Desde donde estoy ahora sentado, puedo asomarme a la ventana y ver a una paloma comportándose como una paloma en el tejado del Club de Harvard. No existe ninguna otra criatura menos capaz de ser lo que no es que una paloma, y la señorita Stein debería entender, mejor que nadie, ese simple hecho. Detrás de la paloma que estoy contemplando, una pared desnuda, imperturbable, de sórdidos ladrillos grises, intenta ahogar en sueño los efectos del olvido; debajo de la paloma, las ventanas enclaustradas del Club de Harvard contemplan con horrorizado asombro algo que han visto en la acera de enfrente. La paloma sigue allí en el tejado comportándose como una paloma, igual que ha venido haciendo hasta ahora y, lo que es más, igual que seguirá haciendo en adelante. No hay nada más simple. Si leemos esa oración en voz alta, comprobaremos al instante a qué me refiero. Es una simple descripción de una paloma en un tejado. Sólo si me esfuerzo, soy consciente de la paloma, pero tengo plena conciencia del enorme y taciturno tubo de hierro rojo que, sigiloso, trepa por la medianera del edificio, resuelto a aparecérsele por sorpresa a una chimenea achispada que grita a voz en cuello.

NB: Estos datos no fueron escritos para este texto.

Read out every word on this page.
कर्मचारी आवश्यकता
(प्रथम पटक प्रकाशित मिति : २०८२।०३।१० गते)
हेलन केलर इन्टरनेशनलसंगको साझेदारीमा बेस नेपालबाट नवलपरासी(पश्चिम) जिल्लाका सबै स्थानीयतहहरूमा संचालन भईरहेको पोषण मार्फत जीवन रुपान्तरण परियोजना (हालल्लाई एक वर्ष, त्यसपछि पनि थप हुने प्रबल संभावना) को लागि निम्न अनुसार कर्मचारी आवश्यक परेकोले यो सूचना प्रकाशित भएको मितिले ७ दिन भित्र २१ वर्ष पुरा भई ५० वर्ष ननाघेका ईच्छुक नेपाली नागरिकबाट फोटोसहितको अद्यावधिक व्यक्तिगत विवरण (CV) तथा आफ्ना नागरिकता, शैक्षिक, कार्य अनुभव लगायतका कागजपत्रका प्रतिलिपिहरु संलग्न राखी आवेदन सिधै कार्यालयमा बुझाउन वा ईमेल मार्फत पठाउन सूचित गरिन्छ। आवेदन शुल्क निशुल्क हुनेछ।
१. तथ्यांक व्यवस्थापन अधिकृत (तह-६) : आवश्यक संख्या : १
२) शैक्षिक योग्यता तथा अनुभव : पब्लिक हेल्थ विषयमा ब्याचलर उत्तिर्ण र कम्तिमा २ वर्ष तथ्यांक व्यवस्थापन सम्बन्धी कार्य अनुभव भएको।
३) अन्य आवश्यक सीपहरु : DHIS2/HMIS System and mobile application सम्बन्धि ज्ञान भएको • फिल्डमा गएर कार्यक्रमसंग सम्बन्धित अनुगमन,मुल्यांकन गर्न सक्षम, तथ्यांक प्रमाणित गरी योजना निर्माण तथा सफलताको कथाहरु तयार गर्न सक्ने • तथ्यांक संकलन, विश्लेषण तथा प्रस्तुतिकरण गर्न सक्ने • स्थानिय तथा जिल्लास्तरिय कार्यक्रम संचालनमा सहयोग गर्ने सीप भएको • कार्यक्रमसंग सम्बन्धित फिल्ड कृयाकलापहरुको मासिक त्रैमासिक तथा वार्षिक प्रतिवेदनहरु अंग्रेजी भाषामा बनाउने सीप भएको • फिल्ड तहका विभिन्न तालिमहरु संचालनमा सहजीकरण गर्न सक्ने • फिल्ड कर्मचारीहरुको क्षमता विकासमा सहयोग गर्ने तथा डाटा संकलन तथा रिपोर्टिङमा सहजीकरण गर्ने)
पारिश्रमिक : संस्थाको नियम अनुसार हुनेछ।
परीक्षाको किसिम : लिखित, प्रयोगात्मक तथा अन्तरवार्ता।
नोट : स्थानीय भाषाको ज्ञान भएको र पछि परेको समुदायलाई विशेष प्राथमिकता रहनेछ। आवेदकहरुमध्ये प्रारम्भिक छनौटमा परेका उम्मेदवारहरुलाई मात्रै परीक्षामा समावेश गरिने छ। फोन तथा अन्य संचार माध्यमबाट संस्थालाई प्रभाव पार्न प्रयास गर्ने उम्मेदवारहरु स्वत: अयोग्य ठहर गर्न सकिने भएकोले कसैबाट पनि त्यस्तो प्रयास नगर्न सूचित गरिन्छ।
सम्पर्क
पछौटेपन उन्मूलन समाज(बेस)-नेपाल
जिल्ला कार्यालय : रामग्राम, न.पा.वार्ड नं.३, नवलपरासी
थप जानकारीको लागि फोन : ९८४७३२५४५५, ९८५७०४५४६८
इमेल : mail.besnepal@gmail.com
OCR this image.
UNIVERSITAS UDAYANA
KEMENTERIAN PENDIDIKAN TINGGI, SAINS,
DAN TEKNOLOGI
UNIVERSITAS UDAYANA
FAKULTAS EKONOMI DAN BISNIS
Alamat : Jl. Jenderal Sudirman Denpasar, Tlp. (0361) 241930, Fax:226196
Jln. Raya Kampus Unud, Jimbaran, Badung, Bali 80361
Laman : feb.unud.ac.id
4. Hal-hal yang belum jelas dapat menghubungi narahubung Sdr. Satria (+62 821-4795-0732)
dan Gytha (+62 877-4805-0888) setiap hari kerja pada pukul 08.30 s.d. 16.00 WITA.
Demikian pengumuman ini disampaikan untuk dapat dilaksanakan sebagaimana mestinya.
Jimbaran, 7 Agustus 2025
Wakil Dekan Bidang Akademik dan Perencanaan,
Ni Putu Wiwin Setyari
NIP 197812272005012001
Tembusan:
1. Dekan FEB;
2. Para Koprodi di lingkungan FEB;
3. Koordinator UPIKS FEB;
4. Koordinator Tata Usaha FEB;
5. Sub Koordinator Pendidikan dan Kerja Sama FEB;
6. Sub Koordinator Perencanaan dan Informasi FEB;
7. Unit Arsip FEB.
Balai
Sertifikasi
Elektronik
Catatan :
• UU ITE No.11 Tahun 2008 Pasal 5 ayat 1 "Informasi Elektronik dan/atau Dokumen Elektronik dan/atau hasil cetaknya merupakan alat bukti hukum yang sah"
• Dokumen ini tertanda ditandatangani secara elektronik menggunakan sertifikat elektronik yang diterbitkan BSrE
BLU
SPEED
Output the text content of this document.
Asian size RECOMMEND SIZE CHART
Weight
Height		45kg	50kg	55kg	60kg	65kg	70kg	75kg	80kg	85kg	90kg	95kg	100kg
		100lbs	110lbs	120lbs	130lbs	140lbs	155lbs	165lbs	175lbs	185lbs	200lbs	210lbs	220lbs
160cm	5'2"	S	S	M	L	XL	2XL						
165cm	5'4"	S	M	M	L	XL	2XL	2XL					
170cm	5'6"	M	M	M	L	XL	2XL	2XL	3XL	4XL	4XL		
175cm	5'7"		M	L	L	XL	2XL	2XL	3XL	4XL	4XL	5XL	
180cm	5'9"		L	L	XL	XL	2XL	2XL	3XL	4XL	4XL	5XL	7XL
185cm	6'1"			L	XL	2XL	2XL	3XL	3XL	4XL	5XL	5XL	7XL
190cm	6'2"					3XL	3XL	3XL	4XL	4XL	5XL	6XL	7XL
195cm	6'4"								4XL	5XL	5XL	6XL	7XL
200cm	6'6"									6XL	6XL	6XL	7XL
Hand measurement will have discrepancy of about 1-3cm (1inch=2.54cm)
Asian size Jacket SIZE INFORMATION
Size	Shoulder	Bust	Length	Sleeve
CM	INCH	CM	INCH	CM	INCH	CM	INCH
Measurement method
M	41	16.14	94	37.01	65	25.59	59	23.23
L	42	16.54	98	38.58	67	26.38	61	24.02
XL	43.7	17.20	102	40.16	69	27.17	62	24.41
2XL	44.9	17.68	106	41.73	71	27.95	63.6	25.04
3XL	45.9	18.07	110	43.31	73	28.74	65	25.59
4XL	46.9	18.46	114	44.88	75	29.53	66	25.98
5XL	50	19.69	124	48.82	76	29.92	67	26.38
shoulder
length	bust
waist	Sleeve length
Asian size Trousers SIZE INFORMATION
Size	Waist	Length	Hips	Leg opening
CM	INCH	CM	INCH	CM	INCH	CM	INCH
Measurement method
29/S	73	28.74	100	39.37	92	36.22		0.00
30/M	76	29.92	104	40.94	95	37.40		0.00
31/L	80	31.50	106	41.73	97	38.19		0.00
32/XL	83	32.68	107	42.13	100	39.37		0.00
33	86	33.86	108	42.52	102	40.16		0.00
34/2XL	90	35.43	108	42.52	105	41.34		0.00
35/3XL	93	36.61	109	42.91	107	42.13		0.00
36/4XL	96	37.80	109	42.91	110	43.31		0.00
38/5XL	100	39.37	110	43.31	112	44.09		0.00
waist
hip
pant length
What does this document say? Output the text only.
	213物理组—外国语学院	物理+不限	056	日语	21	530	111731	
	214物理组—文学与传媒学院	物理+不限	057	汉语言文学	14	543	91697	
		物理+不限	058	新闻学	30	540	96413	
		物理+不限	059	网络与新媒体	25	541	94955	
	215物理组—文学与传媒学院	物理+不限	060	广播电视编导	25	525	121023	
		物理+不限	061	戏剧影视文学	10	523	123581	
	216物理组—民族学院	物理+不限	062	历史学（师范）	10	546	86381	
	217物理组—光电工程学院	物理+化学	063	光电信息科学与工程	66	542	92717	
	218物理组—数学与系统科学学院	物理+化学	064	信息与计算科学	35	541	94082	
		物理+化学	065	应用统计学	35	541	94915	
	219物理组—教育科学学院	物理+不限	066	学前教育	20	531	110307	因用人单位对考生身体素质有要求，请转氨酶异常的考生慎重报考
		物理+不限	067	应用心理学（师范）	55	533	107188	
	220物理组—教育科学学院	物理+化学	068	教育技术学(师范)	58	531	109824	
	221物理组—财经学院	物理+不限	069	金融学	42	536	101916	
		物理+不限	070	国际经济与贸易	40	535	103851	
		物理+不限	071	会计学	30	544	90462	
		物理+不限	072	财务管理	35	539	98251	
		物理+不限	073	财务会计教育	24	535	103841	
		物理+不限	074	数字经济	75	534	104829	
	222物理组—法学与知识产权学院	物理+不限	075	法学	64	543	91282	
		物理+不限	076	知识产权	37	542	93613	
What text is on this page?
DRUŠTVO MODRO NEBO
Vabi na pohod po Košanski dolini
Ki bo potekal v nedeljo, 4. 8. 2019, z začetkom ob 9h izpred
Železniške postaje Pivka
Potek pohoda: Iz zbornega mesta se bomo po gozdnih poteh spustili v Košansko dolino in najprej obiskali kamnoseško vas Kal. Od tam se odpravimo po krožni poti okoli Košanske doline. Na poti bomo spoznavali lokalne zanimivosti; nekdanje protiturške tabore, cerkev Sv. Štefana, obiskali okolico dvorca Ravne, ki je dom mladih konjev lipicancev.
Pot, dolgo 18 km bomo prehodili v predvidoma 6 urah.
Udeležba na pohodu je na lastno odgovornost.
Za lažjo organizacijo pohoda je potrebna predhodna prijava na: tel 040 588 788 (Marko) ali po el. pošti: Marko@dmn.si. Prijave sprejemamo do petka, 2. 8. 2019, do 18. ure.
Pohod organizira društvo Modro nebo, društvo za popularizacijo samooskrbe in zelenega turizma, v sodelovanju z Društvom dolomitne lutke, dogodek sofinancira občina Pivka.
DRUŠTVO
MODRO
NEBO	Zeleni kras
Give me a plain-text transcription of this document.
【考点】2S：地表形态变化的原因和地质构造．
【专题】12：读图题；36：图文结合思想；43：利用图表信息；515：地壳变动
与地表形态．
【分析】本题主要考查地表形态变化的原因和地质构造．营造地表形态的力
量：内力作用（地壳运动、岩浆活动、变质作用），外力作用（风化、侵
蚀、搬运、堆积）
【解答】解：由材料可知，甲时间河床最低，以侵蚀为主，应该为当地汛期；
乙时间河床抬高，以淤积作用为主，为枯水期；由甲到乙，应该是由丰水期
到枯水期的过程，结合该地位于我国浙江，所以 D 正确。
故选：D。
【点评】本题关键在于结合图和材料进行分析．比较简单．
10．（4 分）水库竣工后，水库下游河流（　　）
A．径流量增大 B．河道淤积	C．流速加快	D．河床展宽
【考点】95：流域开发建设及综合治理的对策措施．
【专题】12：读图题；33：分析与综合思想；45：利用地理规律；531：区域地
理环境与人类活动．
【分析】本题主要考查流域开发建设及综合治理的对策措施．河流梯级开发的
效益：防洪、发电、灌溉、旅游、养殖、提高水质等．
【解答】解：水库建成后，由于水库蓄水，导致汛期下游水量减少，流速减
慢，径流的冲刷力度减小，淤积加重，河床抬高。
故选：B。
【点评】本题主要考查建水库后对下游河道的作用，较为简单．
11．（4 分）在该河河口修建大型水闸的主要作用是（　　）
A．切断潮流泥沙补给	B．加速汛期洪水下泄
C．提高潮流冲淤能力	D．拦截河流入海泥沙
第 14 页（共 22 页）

Nada de lo que una paloma pueda ser o hacer me inspiraría lástima de ella, ni de mí mismo, ni de las gentes del mundo, de la misma manera que nada de lo que yo pudiera ser o hacer inspiraría a la paloma lástima de sí misma. Ni siquiera si le arrancara las plumas le daría lástima de sí misma, ni haría que a mí me diera lástima de mí mismo o de ella. Ahora bien, intentemos arrancarle las púas a un puercoespín o incluso despellejar a una liebre. Nada de lo que una paloma pudiera, o más bien, pueda ser, conseguiría metérseme en la conciencia, cual mano titubeante que hurga en el cajón de una cómoda, para desordenarme la mente o sacar algo de ella. No excluyo absolutamente nada. Podríamos disfrazar a una paloma con un diminuto traje de etiqueta y encasquetarle un sombrerito de seda en la cabeza, ponerle un bastoncito de empuñadura dorada debajo del ala y soltarla de noche en mi habitación para que se paseara. Ni se me ocurriría gritar: «¡Santo cielo, los pájaros han tomado el mando!» Ahora bien, si soltáramos en mi habitación una lechuza, vestida únicamente con las plumas con las que vino al mundo, sin trampa ni cartón, me taparía la cabeza con las mantas y me pondría a gritar.
Nada en este mundo dista más que una paloma de ser capaz de hacer lo que no puede hacer. O de ser incapaz de hacer lo que puede hacer, si se presenta la ocasión.